O produto que compunha a vela de espermacete se derretia lentamente escorrendo até minha mão. A dor da queimadura era quase insuportável. Mas eu não arredava pé daquela posição, com os olhos fixos no rosto sofrido da imagem no esquife. Na minha cabeça de criança, eu achava pouco o meu sofrimento, vendo a imagem ensanguentada e torturada, a cabeça cravejada de espinhos. Embora tentando não externar movimentos de aflição, mesmo discretos, provocados pela queimadura, minha avó percebia. Dona Alzira Augusta de Seixas, a Potita, amada pela família e pelos vizinhos, que fazia pra mim o ovo frito mais delicioso do mundo, dizia com sua voz baixinha, impregnada de verdade num dos meus ouvidos: “...Ele morreu para nos salvar!

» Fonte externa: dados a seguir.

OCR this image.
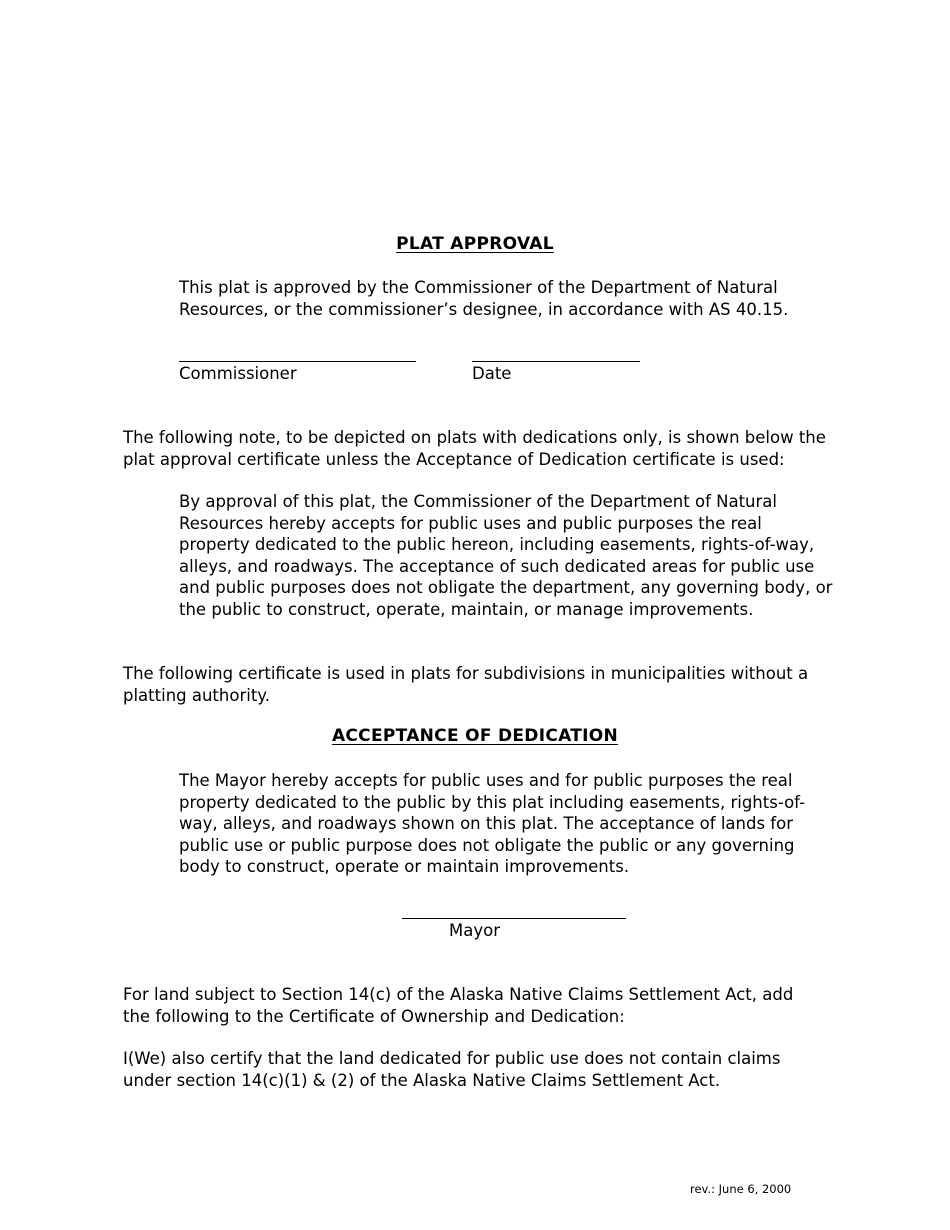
PLAT APPROVAL

This plat is approved by the Commissioner of the Department of Natural
Resources, or the commissioner’s designee, in accordance with AS 40.15.

Commissioner	Date

The following note, to be depicted on plats with dedications only, is shown below the
plat approval certificate unless the Acceptance of Dedication certificate is used:

By approval of this plat, the Commissioner of the Department of Natural
Resources hereby accepts for public uses and public purposes the real
property dedicated to the public hereon, including easements, rights-of-way,
alleys, and roadways. The acceptance of such dedicated areas for public use
and public purposes does not obligate the department, any governing body, or
the public to construct, operate, maintain, or manage improvements.

The following certificate is used in plats for subdivisions in municipalities without a
platting authority.

ACCEPTANCE OF DEDICATION

The Mayor hereby accepts for public uses and for public purposes the real
property dedicated to the public by this plat including easements, rights-of-
way, alleys, and roadways shown on this plat. The acceptance of lands for
public use or public purpose does not obligate the public or any governing
body to construct, operate or maintain improvements.

Mayor

For land subject to Section 14(c) of the Alaska Native Claims Settlement Act, add
the following to the Certificate of Ownership and Dedication:

I(We) also certify that the land dedicated for public use does not contain claims
under section 14(c)(1) & (2) of the Alaska Native Claims Settlement Act.

rev.: June 6, 2000
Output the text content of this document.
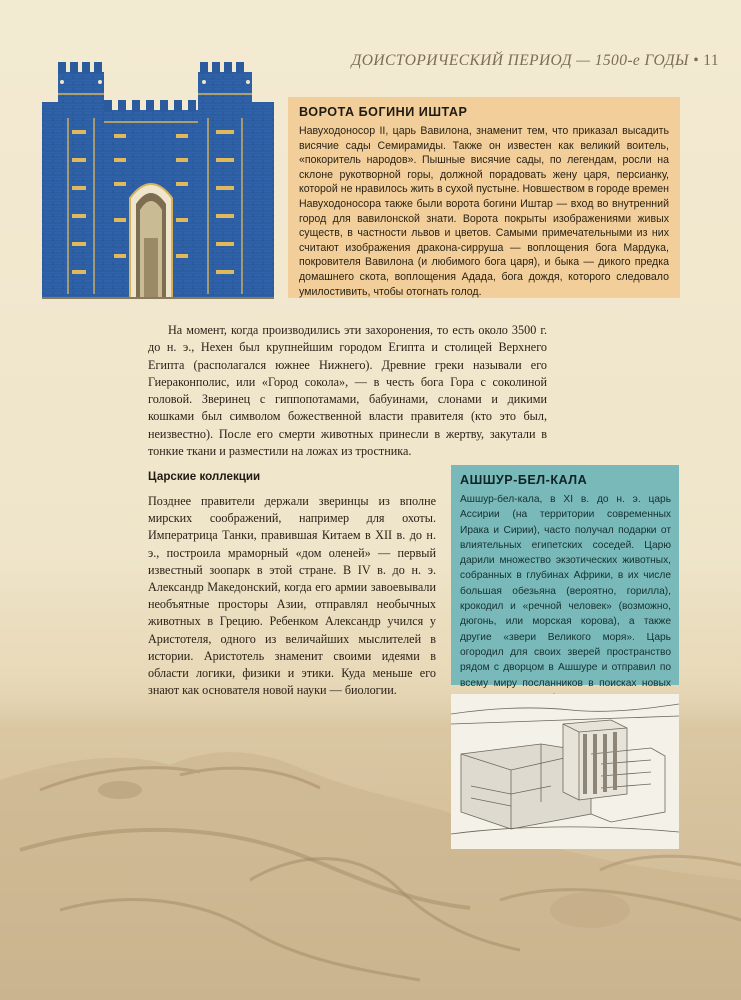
ДОИСТОРИЧЕСКИЙ ПЕРИОД — 1500-е ГОДЫ • 11
ВОРОТА БОГИНИ ИШТАР
Навуходоносор II, царь Вавилона, знаменит тем, что приказал высадить висячие сады Семирамиды. Также он известен как великий воитель, «покоритель народов». Пышные висячие сады, по легендам, росли на склоне рукотворной горы, должной порадовать жену царя, персианку, которой не нравилось жить в сухой пустыне. Новшеством в городе времен Навуходоносора также были ворота богини Иштар — вход во внутренний город для вавилонской знати. Ворота покрыты изображениями живых существ, в частности львов и цветов. Самыми примечательными из них считают изображения дракона-сирруша — воплощения бога Мардука, покровителя Вавилона (и любимого бога царя), и быка — дикого предка домашнего скота, воплощения Адада, бога дождя, которого следовало умилостивить, чтобы отогнать голод.
На момент, когда производились эти захоронения, то есть около 3500 г. до н. э., Нехен был крупнейшим городом Египта и столицей Верхнего Египта (располагался южнее Нижнего). Древние греки называли его Гиераконполис, или «Город сокола», — в честь бога Гора с соколиной головой. Зверинец с гиппопотамами, бабуинами, слонами и дикими кошками был символом божественной власти правителя (кто это был, неизвестно). После его смерти животных принесли в жертву, закутали в тонкие ткани и разместили на ложах из тростника.
Царские коллекции
Позднее правители держали зверинцы из вполне мирских соображений, например для охоты. Императрица Танки, правившая Китаем в XII в. до н. э., построила мраморный «дом оленей» — первый известный зоопарк в этой стране. В IV в. до н. э. Александр Македонский, когда его армии завоевывали необъятные просторы Азии, отправлял необычных животных в Грецию. Ребенком Александр учился у Аристотеля, одного из величайших мыслителей в истории. Аристотель знаменит своими идеями в области логики, физики и этики. Куда меньше его знают как основателя новой науки — биологии.
АШШУР-БЕЛ-КАЛА
Ашшур-бел-кала, в XI в. до н. э. царь Ассирии (на территории современных Ирака и Сирии), часто получал подарки от влиятельных египетских соседей. Царю дарили множество экзотических животных, собранных в глубинах Африки, в их числе большая обезьяна (вероятно, горилла), крокодил и «речной человек» (возможно, дюгонь, или морская корова), а также другие «звери Великого моря». Царь огородил для своих зверей пространство рядом с дворцом в Ашшуре и отправил по всему миру посланников в поисках новых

É um exemplo de perdão que precisamos seguir...”
A vida prática, nos confronta com os eventos que exigem nosso perdão, nos colocando à prova. Todo santo dia. Algumas vezes saí vitorioso. Outras não. Em algumas situações, tendo a certeza de que negaria o ato nobre de perdoar, optei, com disciplina e renúncia, limpar meu coração do rancor, do ódio. Eu sempre soube que esse é o maior câncer da alma; o ódio.
Sabemos do seu carinho pelo público que o admira. Verdadeiramente, Márcio Seixas, seu nome também é Credibilidade. E sabemos também do seu carinho pelos seus filhos e netos. Quais palavras por você narradas, gostaria de definitivamente deixar, como imortal legado, para toda a humanidade?
Ah, Rodrigo, com a proliferação dos smartphones, tablets e tantos aparelhinhos fascinantes até para os bebês, fica difícil incutir nas cabecinhas adoráveis dos meus pequenos descendentes uma história comovente como a do alcoólatra. Ou da linda parábola do ser humano que caminhava na areia com um par de pegadas do seu lado e reclama num determinado ponto da caminhada que foi deixado sozinho. Em resposta ouviu: “você já pode caminhar sem ajuda, em seus próprios passos...” São minhas as palavras, claro, só quis mencionar a parábola, que é maravilhosa. As dores nos dois joelhos causadas pelo desgaste da cartilagem que não me permitem ajoelhar e subir escadas, as três cirurgias na região lombar, a bursite que não dá trégua, são um obstáculo a uma eventual aventura com Davi 9, Caio 5 e Rafael 3 anos a uma igreja pra repetir com eles o que minha avó e meu avô fizeram comigo. Só rindo mesmo da cena imaginada.